Concrètement, lors de la mise à jour de leurs listes de salariés suivis, les entreprises adhérentes sont contraintes d’utiliser la plateforme internet pour établir leur DUERP, faute de quoi elles ne peuvent mettre à jour leurs informations administratives. Dès lors, ce n’est plus l’employeur qui réalise le DUERP et son plan d’actions mais, plus généralement, des secrétaires, des comptables et même des stagiaires.

Au final, le dispositif hébergera les données de santé au travail des salarié.e.s, et celles des entreprises (évaluation des risques professionnels). Dans les deux cas, la méthode d’auto-administration des questionnaires (médicales pour la/le salarié.e et sur les risques professionnels pour le DUER) pose de graves questions en termes de fiablité et de confidentialité. De plus, cela rend le recours au logiciel irréversible, les services n’étant plus propriétaires des données.

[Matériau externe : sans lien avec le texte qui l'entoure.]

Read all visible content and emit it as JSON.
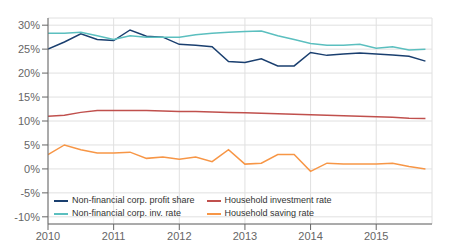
{
  "chart_data": {
    "type": "line",
    "x": [
      2010.0,
      2010.25,
      2010.5,
      2010.75,
      2011.0,
      2011.25,
      2011.5,
      2011.75,
      2012.0,
      2012.25,
      2012.5,
      2012.75,
      2013.0,
      2013.25,
      2013.5,
      2013.75,
      2014.0,
      2014.25,
      2014.5,
      2014.75,
      2015.0,
      2015.25,
      2015.5,
      2015.75
    ],
    "series": [
      {
        "name": "Non-financial corp. profit share",
        "color": "#1a3f6f",
        "values": [
          0.25,
          0.265,
          0.282,
          0.27,
          0.268,
          0.29,
          0.277,
          0.275,
          0.26,
          0.258,
          0.255,
          0.224,
          0.222,
          0.23,
          0.215,
          0.215,
          0.243,
          0.237,
          0.24,
          0.242,
          0.24,
          0.238,
          0.235,
          0.225
        ]
      },
      {
        "name": "Household investment rate",
        "color": "#c0504d",
        "values": [
          0.11,
          0.112,
          0.118,
          0.122,
          0.122,
          0.122,
          0.122,
          0.121,
          0.12,
          0.12,
          0.119,
          0.118,
          0.117,
          0.116,
          0.115,
          0.114,
          0.113,
          0.112,
          0.111,
          0.11,
          0.109,
          0.108,
          0.106,
          0.105
        ]
      },
      {
        "name": "Non-financial corp. inv. rate",
        "color": "#5bbfbf",
        "values": [
          0.283,
          0.283,
          0.285,
          0.278,
          0.27,
          0.278,
          0.275,
          0.275,
          0.275,
          0.28,
          0.283,
          0.285,
          0.287,
          0.288,
          0.278,
          0.27,
          0.262,
          0.258,
          0.258,
          0.26,
          0.252,
          0.255,
          0.248,
          0.25
        ]
      },
      {
        "name": "Household saving rate",
        "color": "#f79646",
        "values": [
          0.03,
          0.05,
          0.04,
          0.033,
          0.033,
          0.035,
          0.022,
          0.025,
          0.02,
          0.025,
          0.015,
          0.04,
          0.01,
          0.012,
          0.03,
          0.03,
          -0.005,
          0.012,
          0.01,
          0.01,
          0.01,
          0.012,
          0.005,
          0.0
        ]
      }
    ],
    "xlim": [
      2010,
      2015.85
    ],
    "ylim": [
      -0.115,
      0.315
    ],
    "xticks": [
      2010,
      2011,
      2012,
      2013,
      2014,
      2015
    ],
    "yticks": [
      {
        "value": -0.1,
        "label": "-10%"
      },
      {
        "value": -0.05,
        "label": "-5%"
      },
      {
        "value": 0.0,
        "label": "0%"
      },
      {
        "value": 0.05,
        "label": "5%"
      },
      {
        "value": 0.1,
        "label": "10%"
      },
      {
        "value": 0.15,
        "label": "15%"
      },
      {
        "value": 0.2,
        "label": "20%"
      },
      {
        "value": 0.25,
        "label": "25%"
      },
      {
        "value": 0.3,
        "label": "30%"
      }
    ],
    "grid": true,
    "legend": "lower left"
  }
}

Tout cela pour un tarif exorbitant, de 7 à 9 euros par an et par salarié.e suivi.e.s ! Sans compter que les équipes médicales et pluridisciplinaires sont vampirisées dans des groupes de travail “d’utilisateurs “mis en place par PADOA, qui pompe allégrement toutes les données et fiches techniques fournies par ces équipes afin d’optimiser le logiciel.

Nous avons 2 mondes inconciliables qui se côtoient : d’une part une start-up dont les objectifs sont motivés par la finance et d’autre part des services de santé au travail à but non lucratif. L’actualité récente nous en indique beaucoup sur ce type de relations.

Pour la CGT, il faut dénoncer et combattre cette dérive en intervenant dans les commissions de contrôle et les conseils d’administration des services de santé au travail pour éviter la généralisation de la téléconsultation et de « l’autoadministration » ainsi que la privatisation de nos données de santé au travail.